As the functionality and scope of Web sites and applications has grown over the years, so has the prevalence of Help pages. Nearly every feature has an explanatory article outlining how to use it and why. But most Help pages are walls of text making them hard to act on. So a few years ago, we tried something different.
First let's look at the status quo. This Help page from Amazon is both pretty typical and by those standards, pretty good. It's specific to one topic, brief, outlines steps clearly, and includes links to help people accomplish their intended task. Companies iterated to these kinds of Help pages because they mostly work and because they're less work.
Keeping Help text up to date and accurate is less labor-intensive than updating images or videos with the same information. But as the old saying goes, a picture is worth a lot of words and there's a reason many people turn to video tutorials to learn how to do things instead of reading about how to do them.
When building Polar several years ago, we wanted a more approachable and fun way of helping people learn how to use our product. And while you might say "the best Help pages are no Help pages -just make your app easy to use" not all Help pages are smearing over usability issues. Some introduce higher level concepts, others outline capabilities, and some serve as marketing for specific features.
So with those goals in mind, we iterated to a simple formula. Each concept or feature gets a Help page that has a title alongside 1-2 sentences and as many sections consisting of a title, 1-2 sentences, plus a graphic as needed.

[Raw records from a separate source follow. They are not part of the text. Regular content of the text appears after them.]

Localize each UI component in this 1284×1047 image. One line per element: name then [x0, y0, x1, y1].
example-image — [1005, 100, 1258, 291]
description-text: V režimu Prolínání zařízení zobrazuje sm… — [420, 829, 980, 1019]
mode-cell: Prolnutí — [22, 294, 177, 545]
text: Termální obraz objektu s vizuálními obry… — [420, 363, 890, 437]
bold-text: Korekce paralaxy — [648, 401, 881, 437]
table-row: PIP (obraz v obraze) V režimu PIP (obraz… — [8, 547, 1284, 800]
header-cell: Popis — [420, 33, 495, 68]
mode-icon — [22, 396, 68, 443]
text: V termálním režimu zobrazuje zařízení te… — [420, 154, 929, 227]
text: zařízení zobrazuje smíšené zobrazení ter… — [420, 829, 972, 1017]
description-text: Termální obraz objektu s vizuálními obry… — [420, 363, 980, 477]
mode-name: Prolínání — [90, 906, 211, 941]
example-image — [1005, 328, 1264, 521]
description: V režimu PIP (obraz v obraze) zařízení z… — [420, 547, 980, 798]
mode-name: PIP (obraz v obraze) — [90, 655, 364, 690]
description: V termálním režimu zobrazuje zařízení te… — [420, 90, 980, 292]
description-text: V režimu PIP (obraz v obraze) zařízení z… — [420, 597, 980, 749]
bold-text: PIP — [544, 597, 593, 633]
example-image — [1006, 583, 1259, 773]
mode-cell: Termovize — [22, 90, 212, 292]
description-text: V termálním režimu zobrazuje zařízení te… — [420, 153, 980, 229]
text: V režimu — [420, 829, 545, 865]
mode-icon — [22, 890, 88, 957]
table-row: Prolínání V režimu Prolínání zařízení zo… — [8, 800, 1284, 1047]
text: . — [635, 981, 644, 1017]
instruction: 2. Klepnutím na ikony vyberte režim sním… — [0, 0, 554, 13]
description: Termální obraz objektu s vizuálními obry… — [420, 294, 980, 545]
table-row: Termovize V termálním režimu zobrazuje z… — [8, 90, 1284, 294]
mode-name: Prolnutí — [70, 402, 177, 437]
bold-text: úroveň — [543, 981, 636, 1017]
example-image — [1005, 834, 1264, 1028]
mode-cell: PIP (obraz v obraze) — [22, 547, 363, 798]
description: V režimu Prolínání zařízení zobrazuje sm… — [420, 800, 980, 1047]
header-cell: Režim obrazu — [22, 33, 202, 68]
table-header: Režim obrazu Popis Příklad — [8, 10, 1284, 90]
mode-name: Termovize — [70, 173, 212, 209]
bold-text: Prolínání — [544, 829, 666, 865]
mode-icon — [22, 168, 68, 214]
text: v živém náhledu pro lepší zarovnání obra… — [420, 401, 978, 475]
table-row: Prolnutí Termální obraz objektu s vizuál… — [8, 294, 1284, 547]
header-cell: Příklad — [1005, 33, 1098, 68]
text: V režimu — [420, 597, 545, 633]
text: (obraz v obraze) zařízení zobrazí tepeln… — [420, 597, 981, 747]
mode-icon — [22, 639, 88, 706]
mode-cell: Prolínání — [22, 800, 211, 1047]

This approach meant people primarily relied on images (or their alt tags if visually impaired) to figure out how to get things done. So we iterated a fair amount on the images to find the right balance of detail and abstraction. Make the UI too realistic and it becomes hard to focus on the relevant elements. Realistic UI images also need updating anytime the actual product UI changes. Conversely, make the image too simplistic and it doesn't provide enough detail for people to actually learn how to do things.
Of course, not all Help topics are well suited to an image but the process of trying to create one often triggers ideas on how to simplify the actual UI or concepts within a product. So it's worth the iteration.
But is a visual approach to Help pages able to scale? Assuming it works, can companies invest the time and effort needed to generate all these images and keep them up to date? Perhaps in a time of image generation AI models, it's increasingly possible through automated or supervised pipelines. Time will tell!